Protocol of the Session on August 14, 2013

Frauen zieht es überproportional in unsere Metropole,

(Katja Suding FDP: Und das ganz ohne Quote!)

und zwar in der berechtigten Hoffnung, dass hier besser unter einen Hut zu bringen ist, was sonst schwer zu vereinbaren ist:

(Katja Suding FDP: Deshalb sind Sie hier!)

Beruf, Karriere, Partnerschaft, Kinder und Lebensperspektiven jenseits von Rollenstereotypen. Diesen Frauen sind wir verpflichtet, und diesen Verpflichtungen werden wir auch nachkommen.

(Beifall bei der SPD)

Frau Suding, diese jungen Frauen erwarten – und bekommen hier auch – Rahmenbedingungen, die ihnen genau das ermöglichen: ein selbstbestimmtes Leben und Teilhabe auf allen Ebenen quer durch unsere Gesellschaft. Das Thema Kinderbetreuung wurde heute auch schon angesprochen, zum Beispiel das Betreuungsgeld, das natürlich in diesen Kontext gehört, aber das lasse ich jetzt einmal aus.

Der Senat hat beschlossen, den Verfassungsauftrag zur Durchsetzung der tatsächlichen Gleichstellung von Frauen und Männern ernst zu nehmen, und er hat mit dem "Gleichstellungspolitischen Rahmenprogramm" die Richtung vorgegeben. Selbstbestimmung und gerechte Teilhabe sind die Leitgedanken. Die für das zweite Quartal 2013 avisierte Maßnahme 121 – darüber reden wir heute, es handelt sich dabei um den Gesetzentwurf zur Besetzung von Gremien – hat bereits ihre positiven Schatten vorausgeworfen, wie wir bei einigen Ausschussberatungen zum Rahmenprogramm zu hören bekamen.

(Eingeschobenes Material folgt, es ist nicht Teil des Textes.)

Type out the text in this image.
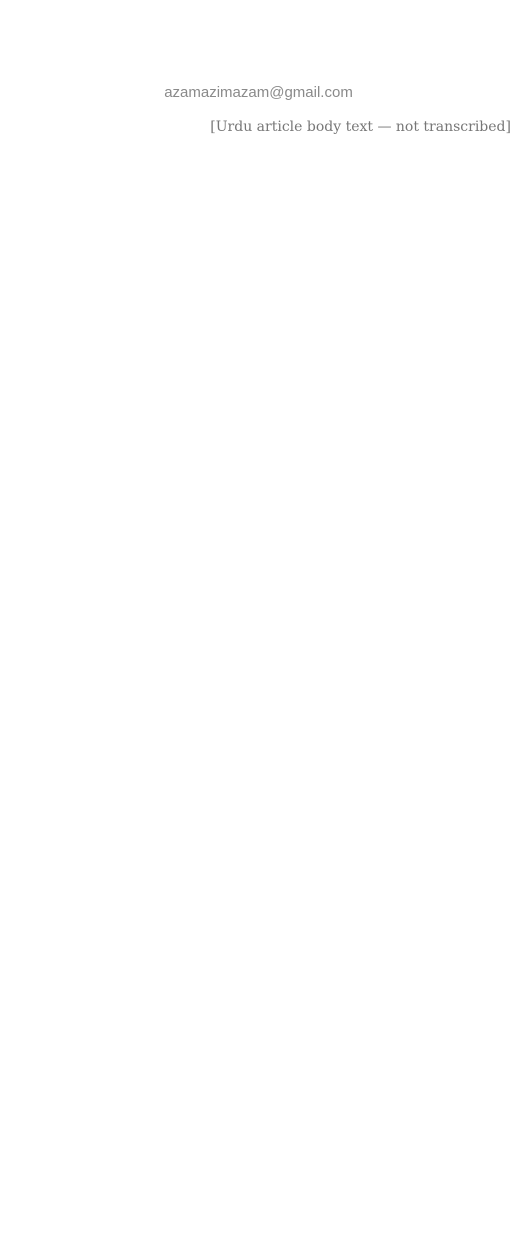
azamazimazam@gmail.com
[Urdu article body text — not transcribed]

Schon im Vorfeld wurde nämlich der Anteil der Frauen in einigen Gremien und an einigen Schaltstellen der Macht in unserer Stadt entscheidend erhöht, auch wenn wir natürlich noch weit von einer paritätischen Besetzung entfernt sind. Aber Schritt für Schritt nähern wir uns diesem Ziel der tatsächlichen Gleichstellung, und wir bleiben da als SPD-Fraktion zumindest hartnäckig dabei.

(Beifall bei der SPD)

Wir können es uns unseres Erachtens nämlich nicht länger leisten, auf Frauen in entscheidenden Positionen zu verzichten. Wir wollen gleiche Chancen für Frauen und Männer auf Einflussnahme, Mitentscheidung und Gestaltungsmacht. Das Gesetz ist ein Baustein auf dem Weg dahin. Wir überweisen es daher gern an die Ausschüsse und freuen uns auf die lebhaften Diskussionen mit Ihnen. – Vielen Dank.

(Beifall bei der SPD)

Frau Wolff, Sie haben das Wort.

Sehr geehrte Frau Präsidentin, meine Damen und Herren! Ich fange einmal mit dem Wesentlichen an. Die CDU-Bürgerschaftsfraktion lehnt die vorgelegte Senatsdrucksache ab, weil wir der Überzeugung sind, dass diese Form des hier praktizierten Gender-Managements ordnungspolitisch schlicht und einfach falsch ist. Frau Dobusch, Sie haben das Ziel benannt, und da sind wir uns einig. Alles, was Sie gesagt haben, kann ich absolut unterstützen. Wie wir dahinkommen, darüber sind wir uns sehr uneinig, aber wir können trotzdem gerne über alles reden. Deswegen finden wir es auch gut, dass diese Drucksache überwiesen wird. Der Überweisung stimmen wir gerne zu.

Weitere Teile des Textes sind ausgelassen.